November 10, 2024
Column

Biological warfare presents real threat

The Gulf War, now a decade in the past, made Americans suddenly aware of the threat from biological weapons when reports surfaced that Iraq had targeted Israel with scud missiles carrying warheads loaded with anthrax. If true, the threat never materialized and many complacently believe that it vanished along with the destruction of Iraq’s weapons at the end of the war. Nothing could be further from the facts, but the true threat is more likely to come from small groups of terrorists than from a war between nations.

Michelle Williams, in an AP report from a conference on bioterrorism last year, writes, “A terrorist attack on the United States will happen within the next five to 10 years” and she quotes D.A. Henderson, director of the Johns Hopkins Center for Civilian Biodefense Studies, as saying, “We are a long way away from being even modestly prepared.” An article by Stanford University professor Steven Block in the January-February issue of American Scientist details the very real threat to the United States from terrorists armed with biological weapons.
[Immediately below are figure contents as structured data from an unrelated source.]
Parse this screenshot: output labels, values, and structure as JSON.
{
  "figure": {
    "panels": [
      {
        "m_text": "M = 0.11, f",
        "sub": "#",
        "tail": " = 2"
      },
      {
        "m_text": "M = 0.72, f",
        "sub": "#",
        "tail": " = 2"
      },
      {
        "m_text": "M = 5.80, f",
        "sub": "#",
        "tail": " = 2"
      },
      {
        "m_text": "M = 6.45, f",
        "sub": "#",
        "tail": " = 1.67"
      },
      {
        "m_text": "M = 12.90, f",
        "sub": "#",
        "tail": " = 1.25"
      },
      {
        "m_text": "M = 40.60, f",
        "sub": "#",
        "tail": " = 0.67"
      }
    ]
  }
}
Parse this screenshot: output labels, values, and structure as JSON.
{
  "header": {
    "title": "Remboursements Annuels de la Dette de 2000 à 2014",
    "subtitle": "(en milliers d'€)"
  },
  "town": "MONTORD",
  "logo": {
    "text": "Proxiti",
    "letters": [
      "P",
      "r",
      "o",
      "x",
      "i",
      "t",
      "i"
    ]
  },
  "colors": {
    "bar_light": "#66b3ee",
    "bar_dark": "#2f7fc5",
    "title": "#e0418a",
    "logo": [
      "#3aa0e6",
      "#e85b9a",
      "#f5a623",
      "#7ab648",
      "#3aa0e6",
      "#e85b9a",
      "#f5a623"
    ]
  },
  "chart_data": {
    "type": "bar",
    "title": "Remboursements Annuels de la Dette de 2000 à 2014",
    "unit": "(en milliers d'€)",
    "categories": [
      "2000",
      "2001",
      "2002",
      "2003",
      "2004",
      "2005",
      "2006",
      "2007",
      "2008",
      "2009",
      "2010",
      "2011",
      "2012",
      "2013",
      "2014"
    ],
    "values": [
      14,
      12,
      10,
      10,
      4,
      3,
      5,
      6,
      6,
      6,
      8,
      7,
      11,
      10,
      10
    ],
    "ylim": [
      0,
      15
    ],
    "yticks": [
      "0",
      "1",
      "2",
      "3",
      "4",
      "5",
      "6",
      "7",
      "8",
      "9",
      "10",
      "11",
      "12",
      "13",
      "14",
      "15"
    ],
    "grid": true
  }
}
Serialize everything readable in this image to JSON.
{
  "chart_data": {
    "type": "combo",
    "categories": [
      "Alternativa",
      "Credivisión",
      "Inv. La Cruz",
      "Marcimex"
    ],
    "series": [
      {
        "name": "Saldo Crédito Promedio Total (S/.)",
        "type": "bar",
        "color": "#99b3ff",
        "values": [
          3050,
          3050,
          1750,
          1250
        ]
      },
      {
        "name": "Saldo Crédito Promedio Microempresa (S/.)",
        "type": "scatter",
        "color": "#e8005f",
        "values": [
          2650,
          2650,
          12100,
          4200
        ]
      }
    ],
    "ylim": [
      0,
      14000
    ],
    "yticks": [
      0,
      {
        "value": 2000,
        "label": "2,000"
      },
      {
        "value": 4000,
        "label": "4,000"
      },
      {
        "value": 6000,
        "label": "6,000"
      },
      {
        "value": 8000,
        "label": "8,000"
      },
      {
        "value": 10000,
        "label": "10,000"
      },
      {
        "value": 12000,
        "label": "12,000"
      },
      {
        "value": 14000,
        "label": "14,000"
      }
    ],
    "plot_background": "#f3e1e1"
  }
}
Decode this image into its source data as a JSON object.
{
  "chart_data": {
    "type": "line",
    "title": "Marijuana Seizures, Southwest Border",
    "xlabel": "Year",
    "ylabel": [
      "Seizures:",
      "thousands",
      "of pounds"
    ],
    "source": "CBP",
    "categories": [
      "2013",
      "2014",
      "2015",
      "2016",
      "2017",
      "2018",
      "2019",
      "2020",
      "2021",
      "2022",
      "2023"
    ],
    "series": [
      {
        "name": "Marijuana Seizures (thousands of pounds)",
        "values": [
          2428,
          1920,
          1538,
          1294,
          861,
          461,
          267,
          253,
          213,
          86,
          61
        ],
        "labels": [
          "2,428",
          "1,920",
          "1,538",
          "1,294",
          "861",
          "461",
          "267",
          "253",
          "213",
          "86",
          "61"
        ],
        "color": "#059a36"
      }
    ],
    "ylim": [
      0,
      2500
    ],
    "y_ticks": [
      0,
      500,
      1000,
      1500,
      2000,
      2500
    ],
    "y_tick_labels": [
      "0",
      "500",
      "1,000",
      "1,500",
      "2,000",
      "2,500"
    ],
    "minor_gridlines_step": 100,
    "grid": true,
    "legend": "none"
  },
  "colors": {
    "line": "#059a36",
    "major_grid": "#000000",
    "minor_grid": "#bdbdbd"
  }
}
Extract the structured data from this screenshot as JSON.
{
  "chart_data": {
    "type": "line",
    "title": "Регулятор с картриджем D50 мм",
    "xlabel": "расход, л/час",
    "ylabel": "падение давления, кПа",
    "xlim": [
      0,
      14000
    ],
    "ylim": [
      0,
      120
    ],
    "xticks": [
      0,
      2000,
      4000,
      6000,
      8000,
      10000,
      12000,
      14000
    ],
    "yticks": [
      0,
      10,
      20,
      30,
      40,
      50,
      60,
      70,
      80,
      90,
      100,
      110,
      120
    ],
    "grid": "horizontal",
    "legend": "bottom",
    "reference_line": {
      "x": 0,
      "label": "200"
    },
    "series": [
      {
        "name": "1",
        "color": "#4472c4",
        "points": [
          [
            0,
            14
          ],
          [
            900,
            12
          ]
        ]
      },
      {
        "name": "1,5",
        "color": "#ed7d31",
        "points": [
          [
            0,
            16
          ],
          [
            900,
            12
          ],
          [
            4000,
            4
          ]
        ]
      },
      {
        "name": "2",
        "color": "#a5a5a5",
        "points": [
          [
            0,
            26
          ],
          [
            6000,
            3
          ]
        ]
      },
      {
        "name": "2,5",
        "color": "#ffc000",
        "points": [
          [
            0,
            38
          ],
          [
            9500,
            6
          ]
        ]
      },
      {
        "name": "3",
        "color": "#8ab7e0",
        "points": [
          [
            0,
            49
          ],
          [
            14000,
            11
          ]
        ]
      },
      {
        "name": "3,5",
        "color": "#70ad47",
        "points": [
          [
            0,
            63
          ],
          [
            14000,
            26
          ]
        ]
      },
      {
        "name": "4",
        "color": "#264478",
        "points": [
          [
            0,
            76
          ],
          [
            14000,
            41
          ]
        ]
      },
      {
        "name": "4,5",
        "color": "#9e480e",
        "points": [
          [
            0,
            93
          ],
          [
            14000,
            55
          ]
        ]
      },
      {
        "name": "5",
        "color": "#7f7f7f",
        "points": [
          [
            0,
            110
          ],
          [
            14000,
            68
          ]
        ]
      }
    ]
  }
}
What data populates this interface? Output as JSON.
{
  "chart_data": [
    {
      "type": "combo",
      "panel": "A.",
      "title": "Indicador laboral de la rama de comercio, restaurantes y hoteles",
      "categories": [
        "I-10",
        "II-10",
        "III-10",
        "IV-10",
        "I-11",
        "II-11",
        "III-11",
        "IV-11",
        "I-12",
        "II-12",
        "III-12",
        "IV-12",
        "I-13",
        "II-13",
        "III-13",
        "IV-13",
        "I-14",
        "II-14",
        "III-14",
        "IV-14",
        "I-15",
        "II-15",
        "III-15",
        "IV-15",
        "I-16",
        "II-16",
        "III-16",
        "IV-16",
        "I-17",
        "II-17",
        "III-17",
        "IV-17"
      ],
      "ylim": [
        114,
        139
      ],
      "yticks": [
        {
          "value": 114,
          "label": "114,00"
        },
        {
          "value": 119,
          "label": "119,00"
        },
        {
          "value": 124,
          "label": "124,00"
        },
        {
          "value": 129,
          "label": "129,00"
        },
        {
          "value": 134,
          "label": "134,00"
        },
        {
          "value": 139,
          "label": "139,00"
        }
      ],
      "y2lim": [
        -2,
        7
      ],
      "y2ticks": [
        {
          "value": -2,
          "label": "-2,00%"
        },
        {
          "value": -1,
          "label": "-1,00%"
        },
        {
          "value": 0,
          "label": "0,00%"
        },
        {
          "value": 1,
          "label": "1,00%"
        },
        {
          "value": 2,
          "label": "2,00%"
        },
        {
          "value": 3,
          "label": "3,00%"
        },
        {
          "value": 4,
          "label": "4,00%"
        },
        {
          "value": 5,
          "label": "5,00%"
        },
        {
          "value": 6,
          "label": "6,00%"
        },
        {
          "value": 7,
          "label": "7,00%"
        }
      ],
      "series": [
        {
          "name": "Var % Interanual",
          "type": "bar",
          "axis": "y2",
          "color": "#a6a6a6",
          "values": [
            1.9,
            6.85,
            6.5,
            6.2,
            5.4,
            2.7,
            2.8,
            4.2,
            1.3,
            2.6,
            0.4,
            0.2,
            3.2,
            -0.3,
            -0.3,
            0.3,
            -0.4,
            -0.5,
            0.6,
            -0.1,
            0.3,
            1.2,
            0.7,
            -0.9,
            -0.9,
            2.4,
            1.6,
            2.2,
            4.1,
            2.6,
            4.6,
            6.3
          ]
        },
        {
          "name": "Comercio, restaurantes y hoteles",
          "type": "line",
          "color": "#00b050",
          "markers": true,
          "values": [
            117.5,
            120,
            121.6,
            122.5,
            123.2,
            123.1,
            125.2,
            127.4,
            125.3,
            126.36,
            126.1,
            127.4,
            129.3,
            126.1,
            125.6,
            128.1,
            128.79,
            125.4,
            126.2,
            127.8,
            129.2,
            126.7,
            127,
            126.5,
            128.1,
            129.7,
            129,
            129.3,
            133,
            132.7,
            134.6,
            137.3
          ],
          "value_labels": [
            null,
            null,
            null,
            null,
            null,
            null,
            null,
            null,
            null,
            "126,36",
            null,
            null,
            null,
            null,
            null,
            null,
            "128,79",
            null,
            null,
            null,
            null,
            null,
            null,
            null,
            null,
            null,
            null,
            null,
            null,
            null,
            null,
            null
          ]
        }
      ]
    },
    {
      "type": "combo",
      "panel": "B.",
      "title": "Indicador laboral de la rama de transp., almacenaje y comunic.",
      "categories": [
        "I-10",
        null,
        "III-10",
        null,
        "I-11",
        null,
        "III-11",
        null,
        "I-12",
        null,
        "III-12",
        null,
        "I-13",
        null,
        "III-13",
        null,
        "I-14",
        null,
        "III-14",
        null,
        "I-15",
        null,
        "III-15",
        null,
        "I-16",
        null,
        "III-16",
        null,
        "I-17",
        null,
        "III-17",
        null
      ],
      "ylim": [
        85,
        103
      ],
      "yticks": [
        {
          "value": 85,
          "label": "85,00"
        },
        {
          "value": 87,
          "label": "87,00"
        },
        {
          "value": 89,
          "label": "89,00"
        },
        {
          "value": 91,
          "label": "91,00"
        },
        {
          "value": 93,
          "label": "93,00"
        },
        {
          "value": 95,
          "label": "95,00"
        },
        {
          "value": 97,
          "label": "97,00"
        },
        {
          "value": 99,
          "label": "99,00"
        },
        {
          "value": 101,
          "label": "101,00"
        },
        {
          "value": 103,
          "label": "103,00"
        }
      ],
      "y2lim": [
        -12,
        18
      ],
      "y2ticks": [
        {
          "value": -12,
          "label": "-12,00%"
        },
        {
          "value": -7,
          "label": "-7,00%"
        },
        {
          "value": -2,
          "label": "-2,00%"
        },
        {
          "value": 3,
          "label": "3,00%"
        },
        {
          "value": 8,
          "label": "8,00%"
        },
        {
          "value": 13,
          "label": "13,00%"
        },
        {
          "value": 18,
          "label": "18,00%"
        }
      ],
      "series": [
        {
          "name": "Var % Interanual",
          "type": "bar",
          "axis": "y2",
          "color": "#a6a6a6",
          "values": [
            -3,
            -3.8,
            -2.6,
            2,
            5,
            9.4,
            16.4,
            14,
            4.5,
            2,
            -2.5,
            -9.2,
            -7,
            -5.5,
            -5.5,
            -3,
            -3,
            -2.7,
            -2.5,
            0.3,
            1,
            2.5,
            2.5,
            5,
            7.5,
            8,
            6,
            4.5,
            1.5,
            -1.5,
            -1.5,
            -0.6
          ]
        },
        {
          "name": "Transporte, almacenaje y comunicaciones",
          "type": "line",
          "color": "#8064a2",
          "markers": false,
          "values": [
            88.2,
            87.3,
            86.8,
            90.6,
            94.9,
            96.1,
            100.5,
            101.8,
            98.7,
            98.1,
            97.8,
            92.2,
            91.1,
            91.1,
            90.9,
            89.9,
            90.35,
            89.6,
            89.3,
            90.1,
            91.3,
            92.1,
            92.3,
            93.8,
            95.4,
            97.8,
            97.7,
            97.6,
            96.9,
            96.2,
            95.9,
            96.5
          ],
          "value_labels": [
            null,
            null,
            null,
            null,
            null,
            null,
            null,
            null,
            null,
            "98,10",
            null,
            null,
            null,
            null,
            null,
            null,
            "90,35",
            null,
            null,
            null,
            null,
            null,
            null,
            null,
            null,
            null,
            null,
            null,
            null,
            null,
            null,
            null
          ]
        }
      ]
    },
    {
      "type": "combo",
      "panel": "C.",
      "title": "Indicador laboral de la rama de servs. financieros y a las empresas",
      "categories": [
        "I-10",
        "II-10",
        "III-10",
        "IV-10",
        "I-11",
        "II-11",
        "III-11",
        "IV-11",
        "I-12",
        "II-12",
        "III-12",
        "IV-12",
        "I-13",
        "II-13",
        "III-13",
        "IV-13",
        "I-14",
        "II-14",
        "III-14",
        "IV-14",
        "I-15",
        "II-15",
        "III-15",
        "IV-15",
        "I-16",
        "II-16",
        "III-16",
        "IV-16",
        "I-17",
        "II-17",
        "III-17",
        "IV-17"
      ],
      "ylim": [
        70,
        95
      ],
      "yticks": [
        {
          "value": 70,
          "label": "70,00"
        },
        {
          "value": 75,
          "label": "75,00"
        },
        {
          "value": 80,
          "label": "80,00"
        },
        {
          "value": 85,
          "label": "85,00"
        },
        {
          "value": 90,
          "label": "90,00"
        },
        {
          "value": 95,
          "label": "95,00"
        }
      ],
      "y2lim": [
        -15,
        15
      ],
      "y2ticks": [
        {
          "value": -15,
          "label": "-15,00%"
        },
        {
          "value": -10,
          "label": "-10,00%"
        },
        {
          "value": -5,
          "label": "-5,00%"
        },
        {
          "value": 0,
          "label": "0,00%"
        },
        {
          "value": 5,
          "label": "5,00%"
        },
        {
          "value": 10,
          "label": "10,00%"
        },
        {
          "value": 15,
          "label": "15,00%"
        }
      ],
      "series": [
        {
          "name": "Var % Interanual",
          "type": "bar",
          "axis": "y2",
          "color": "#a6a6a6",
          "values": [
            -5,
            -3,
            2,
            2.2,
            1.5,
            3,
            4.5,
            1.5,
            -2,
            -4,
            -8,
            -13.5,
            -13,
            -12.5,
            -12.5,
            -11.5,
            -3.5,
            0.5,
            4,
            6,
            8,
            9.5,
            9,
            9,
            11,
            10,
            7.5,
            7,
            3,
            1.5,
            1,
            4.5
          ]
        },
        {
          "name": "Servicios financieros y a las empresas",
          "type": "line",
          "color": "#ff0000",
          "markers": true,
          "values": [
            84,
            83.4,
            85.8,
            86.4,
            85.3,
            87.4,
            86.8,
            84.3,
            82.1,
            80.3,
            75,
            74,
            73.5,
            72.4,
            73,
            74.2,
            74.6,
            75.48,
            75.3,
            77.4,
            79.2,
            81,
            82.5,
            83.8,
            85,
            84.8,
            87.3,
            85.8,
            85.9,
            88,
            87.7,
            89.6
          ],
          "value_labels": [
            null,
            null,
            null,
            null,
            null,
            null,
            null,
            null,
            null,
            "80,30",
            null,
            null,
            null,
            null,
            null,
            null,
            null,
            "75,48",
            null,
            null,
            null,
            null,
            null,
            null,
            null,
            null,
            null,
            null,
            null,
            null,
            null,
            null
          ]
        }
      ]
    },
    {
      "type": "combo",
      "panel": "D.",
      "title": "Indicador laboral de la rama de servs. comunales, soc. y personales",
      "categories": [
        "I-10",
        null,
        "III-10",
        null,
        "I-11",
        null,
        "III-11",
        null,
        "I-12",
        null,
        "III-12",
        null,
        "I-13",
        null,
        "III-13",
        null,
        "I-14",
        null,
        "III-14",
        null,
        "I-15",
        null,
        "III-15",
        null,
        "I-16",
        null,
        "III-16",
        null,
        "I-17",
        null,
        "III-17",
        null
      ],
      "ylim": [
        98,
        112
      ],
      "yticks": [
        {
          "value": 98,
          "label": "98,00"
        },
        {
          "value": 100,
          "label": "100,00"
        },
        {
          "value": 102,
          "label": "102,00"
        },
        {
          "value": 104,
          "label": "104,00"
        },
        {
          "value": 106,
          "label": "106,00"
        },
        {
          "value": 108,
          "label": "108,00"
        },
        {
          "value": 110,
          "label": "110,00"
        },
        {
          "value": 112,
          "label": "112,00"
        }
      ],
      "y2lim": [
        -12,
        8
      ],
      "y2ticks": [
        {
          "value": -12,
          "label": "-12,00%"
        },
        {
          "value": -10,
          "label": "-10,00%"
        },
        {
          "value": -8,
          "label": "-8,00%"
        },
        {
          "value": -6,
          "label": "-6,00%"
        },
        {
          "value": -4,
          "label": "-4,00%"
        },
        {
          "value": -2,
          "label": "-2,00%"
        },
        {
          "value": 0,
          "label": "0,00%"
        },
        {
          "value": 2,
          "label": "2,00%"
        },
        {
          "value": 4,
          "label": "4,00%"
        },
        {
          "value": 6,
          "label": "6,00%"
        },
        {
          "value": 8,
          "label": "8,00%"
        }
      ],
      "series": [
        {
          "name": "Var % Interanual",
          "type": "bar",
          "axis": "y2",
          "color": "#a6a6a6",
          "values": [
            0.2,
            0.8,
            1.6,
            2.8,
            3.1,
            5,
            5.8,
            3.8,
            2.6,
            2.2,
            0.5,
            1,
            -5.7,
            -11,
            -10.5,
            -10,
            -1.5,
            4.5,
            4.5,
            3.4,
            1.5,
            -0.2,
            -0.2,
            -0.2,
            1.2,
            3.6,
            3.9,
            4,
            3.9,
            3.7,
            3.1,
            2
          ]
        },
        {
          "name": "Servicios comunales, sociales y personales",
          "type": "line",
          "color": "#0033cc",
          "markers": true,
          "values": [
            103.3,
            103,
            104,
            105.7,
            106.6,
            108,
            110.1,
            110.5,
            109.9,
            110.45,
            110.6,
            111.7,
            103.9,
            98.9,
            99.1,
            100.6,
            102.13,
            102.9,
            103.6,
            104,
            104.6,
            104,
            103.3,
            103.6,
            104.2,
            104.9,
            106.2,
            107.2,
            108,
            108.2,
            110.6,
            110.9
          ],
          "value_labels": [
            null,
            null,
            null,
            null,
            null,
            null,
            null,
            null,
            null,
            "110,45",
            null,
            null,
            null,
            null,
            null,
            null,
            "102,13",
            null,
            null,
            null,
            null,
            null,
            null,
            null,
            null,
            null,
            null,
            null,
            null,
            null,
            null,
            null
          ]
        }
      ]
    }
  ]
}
Modern biological warfare had its start in World War II, as both sides of the conflict tested and used bioweapons. Block says that the Japanese killed thousands of Chinese in the course of testing anthrax, cholera and plague. The latter was released by means of plague-laden fleas being dropped by air onto civilian populations. The Russians infected German troops at Stalingrad with tularemia, a plaguelike disease that incapacitates rather than kills. Reminiscent of poison gas attacks in World War I, it quickly spread to both sides, resulting in over 100,000 cases of the disease.

The United States, Britain and Germany also developed bioweapons, but there is no evidence they were ever used. Secrecy surrounded bioweapons after WWII, and the world’s preoccupation with the Cold War and nuclear threat caused them to be ignored by most nations.

Biological weapons research continued at a furious pace in the Soviet Union after WWII, employing up to 32,000 people in 40 facilities. In 1979, an accidental release of anthrax occurred at one of these facilities when a worker accidentally left a filter off an output pipe. More than 100 people and large numbers of livestock downwind of the facility died of anthrax. Officials never admitted to the accident until 1992.

For 25 years after WWII, the United States quietly developed several bioweapons employing viruses and bacteria. In 1969, President Nixon declared a unilateral renunciation of such weapons and ordered them destroyed. This may have been the impetus for a 1972 treaty banning biological weapons research that ultimately was ratified by 143 nations. Unfortunately, many of the nations that ratified the treaty promptly broke it, including China, the Soviet Union, Iraq, Iran and North Korea.

Block calls bioweapons “the poor man’s atom bomb” and says the major threat to the United States comes from anthrax and smallpox. He says that the Japanese cult Aum Shinrikyo, infamous for killing 13 people with sarin gas in a Tokyo subway in 1995, also attempted to carry out biological attacks with botulinum toxin on Tokyo streets. The attempt failed because they had a fairly benign strain of the bacteria and their misting device did not operate properly.

But, if anthrax or smallpox had been used, enough casualties would have resulted to spread fear and disruption, which is the main goal of most terrorists. With the collapse of the Soviet Union, there are large stockpiles of smallpox virus under marginal security and hundreds of jobless technicians who could sell their expertise to the highest bidder.

A new threat has recently emerged in the form of so-called binary bioweapons. The DNA plasmid is separated from a deadly pathogenic bacterium, rendering both portions harmless. A gene is introduced into the plasmid, making it antibiotic-resistant, and the bacterium and its altered plasmid are safely grown separately. They are then placed into separate chambers of a delivery device which, when activated, mix the two portions together in a growth medium. The two portions recombine and the pathogen, with its new built-in resistance to drugs, is released. This sounds complicated but could be carried out by a competent microbiologist.

What are we doing to combat these new threats? Almost nothing. A recent newspaper account of a bioemergency response drill said only one official showed up to take responsibility for all response activities in a large city.

Clair Wood taught chemistry and physics for more than 10 years at Eastern Maine Technical College in Bangor.